The Cardinals are giving rival organizations the sense that they’ll consider trading a young outfielder or even talented righty Carlos Martinez this summer, according to Ken Rosenthal of The Athletic. In particular, Rosenthal’s source cites Tyler O’Neill and Lane Thomas as potential outfield trade pieces for the Cards. The note comes in the course of a broader column (subscription link) on some key questions for the upcoming trade deadline.
It’s a bit difficult to parse this news. O’Neill and Thomas have each seen MLB action this year, though only the former has spent enough time in the majors to tell us much. O’Neill faces long-term questions about his on-base ability, but has been plenty productive (.269/.313/.505) in 224 total plate appearances at the game’s highest level. Thomas hasn’t quite followed up on his strong ’18 output in the upper minors, but he’s seen as a legitimate prospect with at least fourth-outfielder potential.

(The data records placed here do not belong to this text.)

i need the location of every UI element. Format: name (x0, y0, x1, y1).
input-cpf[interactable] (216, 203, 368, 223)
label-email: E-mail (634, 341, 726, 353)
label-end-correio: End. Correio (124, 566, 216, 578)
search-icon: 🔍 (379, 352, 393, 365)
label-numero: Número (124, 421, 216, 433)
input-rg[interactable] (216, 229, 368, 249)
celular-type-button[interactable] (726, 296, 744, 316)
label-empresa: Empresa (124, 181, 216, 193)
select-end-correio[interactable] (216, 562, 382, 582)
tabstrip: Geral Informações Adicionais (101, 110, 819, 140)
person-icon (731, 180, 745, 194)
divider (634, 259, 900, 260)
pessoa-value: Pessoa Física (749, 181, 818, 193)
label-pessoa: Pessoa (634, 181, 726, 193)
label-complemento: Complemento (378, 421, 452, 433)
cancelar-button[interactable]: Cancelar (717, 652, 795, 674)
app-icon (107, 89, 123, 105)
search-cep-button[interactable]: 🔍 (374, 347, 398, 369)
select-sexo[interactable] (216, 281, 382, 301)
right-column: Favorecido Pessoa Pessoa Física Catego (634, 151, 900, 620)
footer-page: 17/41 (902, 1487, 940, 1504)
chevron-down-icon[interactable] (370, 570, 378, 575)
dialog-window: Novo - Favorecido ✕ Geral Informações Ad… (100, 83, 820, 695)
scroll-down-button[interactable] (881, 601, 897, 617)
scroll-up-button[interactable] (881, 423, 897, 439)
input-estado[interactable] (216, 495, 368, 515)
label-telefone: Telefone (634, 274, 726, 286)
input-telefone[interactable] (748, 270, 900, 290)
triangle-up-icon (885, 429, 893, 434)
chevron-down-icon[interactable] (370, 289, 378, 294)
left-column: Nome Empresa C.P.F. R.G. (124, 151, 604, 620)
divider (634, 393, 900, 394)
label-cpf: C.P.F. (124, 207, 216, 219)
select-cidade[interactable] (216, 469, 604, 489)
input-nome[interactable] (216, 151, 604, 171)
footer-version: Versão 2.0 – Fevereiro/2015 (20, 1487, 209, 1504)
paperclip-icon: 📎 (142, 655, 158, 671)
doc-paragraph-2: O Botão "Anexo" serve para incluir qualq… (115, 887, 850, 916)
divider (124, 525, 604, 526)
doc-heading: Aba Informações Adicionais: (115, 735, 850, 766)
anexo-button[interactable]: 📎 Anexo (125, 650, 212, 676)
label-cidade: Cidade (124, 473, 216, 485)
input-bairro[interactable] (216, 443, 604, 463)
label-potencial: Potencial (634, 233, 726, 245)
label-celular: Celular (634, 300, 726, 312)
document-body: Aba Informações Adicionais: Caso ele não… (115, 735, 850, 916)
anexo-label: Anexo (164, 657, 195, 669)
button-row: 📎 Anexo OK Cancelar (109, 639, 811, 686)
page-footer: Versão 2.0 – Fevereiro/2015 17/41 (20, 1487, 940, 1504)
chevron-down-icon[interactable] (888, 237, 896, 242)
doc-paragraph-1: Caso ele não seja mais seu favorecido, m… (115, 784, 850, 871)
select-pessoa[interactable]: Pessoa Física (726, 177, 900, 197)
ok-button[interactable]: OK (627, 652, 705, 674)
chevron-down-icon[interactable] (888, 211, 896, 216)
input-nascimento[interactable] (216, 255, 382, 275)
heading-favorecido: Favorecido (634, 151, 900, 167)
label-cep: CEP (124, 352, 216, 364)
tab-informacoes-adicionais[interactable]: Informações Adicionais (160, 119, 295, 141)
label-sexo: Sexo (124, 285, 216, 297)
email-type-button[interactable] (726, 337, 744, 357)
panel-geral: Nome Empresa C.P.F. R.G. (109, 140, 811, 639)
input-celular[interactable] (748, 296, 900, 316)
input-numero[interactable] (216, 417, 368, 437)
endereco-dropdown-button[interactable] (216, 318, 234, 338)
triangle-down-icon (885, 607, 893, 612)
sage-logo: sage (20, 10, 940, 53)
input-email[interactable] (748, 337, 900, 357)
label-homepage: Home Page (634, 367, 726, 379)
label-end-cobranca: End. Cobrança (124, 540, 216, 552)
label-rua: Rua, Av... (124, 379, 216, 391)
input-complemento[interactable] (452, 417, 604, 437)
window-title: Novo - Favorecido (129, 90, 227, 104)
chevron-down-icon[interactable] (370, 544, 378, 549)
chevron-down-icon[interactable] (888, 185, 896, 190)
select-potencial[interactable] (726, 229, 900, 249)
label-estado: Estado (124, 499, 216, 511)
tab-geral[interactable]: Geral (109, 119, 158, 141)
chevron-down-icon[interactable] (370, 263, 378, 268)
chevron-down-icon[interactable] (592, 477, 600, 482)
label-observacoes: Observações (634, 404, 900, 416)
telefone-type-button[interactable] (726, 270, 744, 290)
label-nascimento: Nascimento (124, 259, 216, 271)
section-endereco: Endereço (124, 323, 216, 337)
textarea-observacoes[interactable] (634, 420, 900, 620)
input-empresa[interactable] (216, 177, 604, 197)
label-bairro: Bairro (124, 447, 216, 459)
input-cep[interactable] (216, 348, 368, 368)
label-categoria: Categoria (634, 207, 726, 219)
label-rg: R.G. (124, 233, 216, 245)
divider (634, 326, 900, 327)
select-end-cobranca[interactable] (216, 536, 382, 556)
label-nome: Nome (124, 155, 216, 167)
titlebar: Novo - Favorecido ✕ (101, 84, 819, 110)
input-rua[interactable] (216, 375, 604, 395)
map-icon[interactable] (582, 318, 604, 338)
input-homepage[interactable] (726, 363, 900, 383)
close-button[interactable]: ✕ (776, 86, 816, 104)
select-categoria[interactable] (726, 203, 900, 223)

There are arguments to be made that both of these players ought to be seen as important future pieces for the Cards. Marcell Ozuna is headed for free agency (and presently sidelined with injury), Jose Martinez hasn’t hit enough to make up for his awful outfield glovework, and Harrison Bader has taken a big step back this season. Dexter Fowler has bounced back but still isn’t quite worth his contract. Of course, the St. Louis organization has cycled through quite a few outfield pieces in recent years, having dealt away prime, cost-controlled seasons of players such as Tommy Pham, Stephen Piscotty, and Randal Grichuk.
It’s even harder to gauge the team’s thinking with regard to Martinez. The saga has continued for the hurler even as he has produced excellent results when healthy, no matter in what capacity. He’s through 20 2/3 innings of 2.18 ERA ball as a reliever this year, with 9.6 K/9 against 3.0 BB/9 and a hefty 63.3% groundball rate. While he’s not a particularly cheap player, especially if viewed as a reliever, Martinez’s contract is hardly worrisome for a 27-year-old with his ability level and track record. He’s due $11.5MM this year along with the ensuing two seasons before a pair of club options become available. That’d be a bargain if Martinez can get back to being a quality rotation piece, and not a bad rate if he carves out a new role as a quality back-end reliever.
Generally, it seems each of these three players fits the needs of the St. Louis organization. Unless the club prefers to pick up a better but lesser-controlled outfielder, or shave Martinez’s contract obligations while he’s in a stable place in terms of health and performance, it’s not immediately obvious why any would be dangled in particular.
Notably, we still haven’t heard a definitive statement or report on the Cardinals’ plans for attacking the trade deadline. The club has not strayed too far from the lead in the NL Central, but it also hasn’t moved out of the orbit of an approximately .500 record. As things stand entering play today, the Red Birds are two games over even and an equal number back of the division-leading Cubs. One might think that the St. Louis organization’s postseason drought makes it a win-now buyer, but it’s also arguable that the club shouldn’t overvalue its competitive position and should act in a restrained manner — or, perhaps, target only assets that will also deliver future value.
If the club’s general stance is unclear, it’s also debatable which areas of the roster are most susceptible of improvement. You could certainly make a case for one or more big bats. Frankly, there’s probably room in either the infield or the outfield. It’s equally arguable that a high-end starter should be a priority. The relief unit has some nice pieces, but what bullpen couldn’t stand to be upgraded — especially with a high-leverage arm?